Operating systems like Macintosh, Windows and Amiga often only support a character set of 256 characters, each allocated a system number from 0-255 (although some numbers are reserved for special printing/display-terminal functions like carriage return and line feed). The operating system associates a default, predefined character (or, 'glyph') to each displayable system number depending on the language being supported. (The glyphs for letters A-Z and a-z and the numerals 0-9 are allocated in the system number range of 48-112 along with some punctuation marks for operating systems intended to display this page.) The appearance, or font style, of the individual glyphs can be changed by selecting an alternative font style (e.g. 'Times'). However, some fonts do not have glyphs defined for all of the displayable operating system character numbers.
PageStream supports many more than 256 characters (glyphs) because it represents characters in document files by using the Unicode character set (an international standard with a potential of hundreds of thousands, even millions, of characters).
In order for Pagestream to display the document characters on the screen, send them to a printer or create a PDF file, it has to translate from the Unicode number in the file to the appropriate system number for the operating system and language being used.
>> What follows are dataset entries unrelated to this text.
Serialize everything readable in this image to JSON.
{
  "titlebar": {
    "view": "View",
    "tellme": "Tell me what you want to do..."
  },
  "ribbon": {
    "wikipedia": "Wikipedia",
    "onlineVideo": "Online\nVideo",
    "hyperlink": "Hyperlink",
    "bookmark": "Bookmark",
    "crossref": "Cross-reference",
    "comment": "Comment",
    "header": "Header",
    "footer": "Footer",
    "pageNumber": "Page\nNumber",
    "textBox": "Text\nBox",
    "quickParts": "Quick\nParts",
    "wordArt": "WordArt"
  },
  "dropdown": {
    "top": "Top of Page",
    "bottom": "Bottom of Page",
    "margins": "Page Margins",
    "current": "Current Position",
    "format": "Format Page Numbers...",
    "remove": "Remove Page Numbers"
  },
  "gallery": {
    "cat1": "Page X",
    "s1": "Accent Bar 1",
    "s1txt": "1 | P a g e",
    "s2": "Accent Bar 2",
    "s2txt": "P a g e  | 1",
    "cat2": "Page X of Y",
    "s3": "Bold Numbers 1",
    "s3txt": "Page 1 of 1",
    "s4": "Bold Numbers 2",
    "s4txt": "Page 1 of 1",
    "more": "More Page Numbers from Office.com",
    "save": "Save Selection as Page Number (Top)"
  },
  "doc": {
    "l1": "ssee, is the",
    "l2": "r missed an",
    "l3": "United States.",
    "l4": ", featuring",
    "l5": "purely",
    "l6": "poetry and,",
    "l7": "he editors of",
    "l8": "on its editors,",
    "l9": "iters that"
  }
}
This applies to both printable and non-printable characters such as names of variables, style tags, and element names. If a dialogue box is used to change, for example, a style tag, Pagestream has to translate the characters selected in the dialogue box (and therefore conforming to the operating system character set) into Unicode before inserting them as non-printable characters into the document file. The same is true of printable text typed into Pagestream text frames and boxes.
Pagestream allows you to insert any Unicode character into a document (see, Inserting Special Characters ). However, if that character is not included in the operating system character set, then PageStream will do one of two things,
On installation, PageStream will use the default character set for that operating system and language support. To change the operating system character set used, select the required character set in the File/Preferences panel under the Type tab.
PageStream's supported character sets consist of built in support for Amiga, Macintosh, MS DOS, and Windows characters, with additional character sets stored in an ascii format in individual files in the SoftLogik/CSets folder.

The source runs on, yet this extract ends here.